In the genericized example above, while detection rule A and detection rule B may not be sufficient in isolation to raise an incident, correlation of the two alerts together, in sequence, or otherwise related, or in combination with additional enrichment data, we can produce an incident with a high level of confidence that it is a true positive. Correlation rules needn’t necessarily include outputs from multiple detection rules and may also be used simply to enrich an event. This drastically reduces the compute requirements for enrichment-based correlation while delivering equivalent security outcomes.

Armor Rule Library

All Armor XDR subscription levels include access to the Armor Rule Library which, as described above, contains a curated list of rules that provides broad, in-depth coverage of a majority of attack vectors. You can view its coverage using our MITRE ATT&CK Navigator tool that we’ve customized to include our pre-built layers.
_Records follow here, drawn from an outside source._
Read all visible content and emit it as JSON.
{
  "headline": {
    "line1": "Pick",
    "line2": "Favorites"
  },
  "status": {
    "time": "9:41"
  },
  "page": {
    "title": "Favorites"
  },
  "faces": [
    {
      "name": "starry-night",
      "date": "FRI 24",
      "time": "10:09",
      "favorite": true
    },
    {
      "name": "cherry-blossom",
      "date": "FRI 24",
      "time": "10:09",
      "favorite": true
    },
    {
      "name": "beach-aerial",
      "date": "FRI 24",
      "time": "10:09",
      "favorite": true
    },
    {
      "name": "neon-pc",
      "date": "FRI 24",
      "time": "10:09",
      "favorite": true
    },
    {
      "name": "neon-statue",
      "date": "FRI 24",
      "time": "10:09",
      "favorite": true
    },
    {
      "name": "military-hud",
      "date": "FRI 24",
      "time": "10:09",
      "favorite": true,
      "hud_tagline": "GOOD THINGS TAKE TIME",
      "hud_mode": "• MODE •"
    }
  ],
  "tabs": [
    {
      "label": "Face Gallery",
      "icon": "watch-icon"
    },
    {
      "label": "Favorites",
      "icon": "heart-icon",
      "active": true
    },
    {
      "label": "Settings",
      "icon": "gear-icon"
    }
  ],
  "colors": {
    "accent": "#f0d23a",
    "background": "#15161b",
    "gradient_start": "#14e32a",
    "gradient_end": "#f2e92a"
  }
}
This library primarily consists of data stored in the Sigma format and is translated into artifacts for platform-specific Terraform consumption using automated CI/CD jobs.

Custom Rules

At the Professional and Enterprise subscription levels, customers may request Armor build custom rules for specific use cases not covered by the Armor Rule Library. You can do so by submitting a Rule Request in the Armor Support Portal.

All customers have direct access to their cloud-native SIEM platform and can at any time leverage the schema, parser, and deployment automation work that Armor has deployed to your environment and build their own custom rules.

Rule Tuning & Deselection

Detection and correlations rules are tuned and maintained using the techniques described in this article. This section defines in greater detail the process of deselection of a rule for an individual organization, as well as the retirement of rules.

In cases where rules are no longer applicable (e.g. an application or device is removed from the environment and the log sources on which a rule relies are no longer sending telemetry, etc.) a rule (or its containing rule pack) can be removed from the environment by removing it from the rules.hcl or packs.hcl file in the provided Terraform code. This process can be managed by either the customer or by Armor.

In cases where rules in the Armor rule library are superseded by newer rules or are determined to no longer be relevant, they are first deprecated in a patch release and subsequently removed in the next major release. Removal of rules from the library should be coordinated with the deselection of rules as described above.